Ian Byatt, director-general of Ofwat, yesterday said the merger would reduce his information on the regulated water business and that the issue could be resolved through a separate quote.
A spokeswoman for Mr Byatt said a separate listing was likely to be a feature in all future mergers involving the 10 big water and sewage companies.
The issue was not raised earlier this year when North West Water acquired Norweb, the electricity firm operating in the same area. But Lyonnaise des Eaux of France recently agreed to list all its UK water interests by 2005 as part of the Government's clearance of its takeover of Northumbrian Water.
In a consultation document issued yesterday, Mr Byatt said: ``I would welcome comments, in particular, on the effect the merger could have on managerial effectiveness. We have also drawn attention to the fact that Swalec's stock market quotation would disappear and the characteristic of that of Welsh Water's quotation would be radically changed. This would lead to a loss of information about the way investors view the companies."
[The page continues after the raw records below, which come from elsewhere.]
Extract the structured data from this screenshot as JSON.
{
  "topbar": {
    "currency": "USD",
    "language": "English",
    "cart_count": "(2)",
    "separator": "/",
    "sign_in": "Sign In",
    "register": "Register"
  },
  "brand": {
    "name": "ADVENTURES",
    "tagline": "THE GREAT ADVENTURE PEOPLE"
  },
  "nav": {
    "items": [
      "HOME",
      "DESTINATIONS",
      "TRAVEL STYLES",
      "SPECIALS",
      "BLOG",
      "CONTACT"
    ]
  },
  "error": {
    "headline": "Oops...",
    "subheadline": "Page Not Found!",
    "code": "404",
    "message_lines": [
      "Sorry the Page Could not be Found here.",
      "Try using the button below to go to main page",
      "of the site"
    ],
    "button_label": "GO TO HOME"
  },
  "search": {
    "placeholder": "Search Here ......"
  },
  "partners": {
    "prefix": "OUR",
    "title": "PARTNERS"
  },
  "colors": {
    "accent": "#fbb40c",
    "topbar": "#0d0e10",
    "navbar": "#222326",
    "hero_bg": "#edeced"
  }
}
Ofwat said the bid raised similar concerns to those relating to the bid by North West Water for Norweb, but added: ``The world moves on and we would like to see this [separate listing] in all future takeovers in the industry." A spokesman for Welsh Water said the watchdog was consulting on the possibility rather than saying it would happen. ``We will respond in due course," he said.
A spokeswoman for the electricity regulator, Offer, said it was not asking for a separate listing for the core electricity operations in South Wales. But Professor Stephen Littlechild, director-general of Offer, is also concerned about loss of information and is likely to seek amendments to the operating licences to resolve the issue.
The consultation, being conducted jointly by Mr Byatt and Professor Littlechild, will result in a recommendation to the Office of Fair Trading, which in turn advises the Government on whether the bid should be referred to the Monopolies and Mergers Comission.
The document warned that the regulators at present have wide-ranging powers to acquire information from regulated companies about their regulated activities and that they need to secure continued access to sufficient high-quality information to allow them to carry out their duties.
Professor Littlechild has already produced licence modifications to achieve improved access to information. These will be formally published after further discussion with the companies concerned.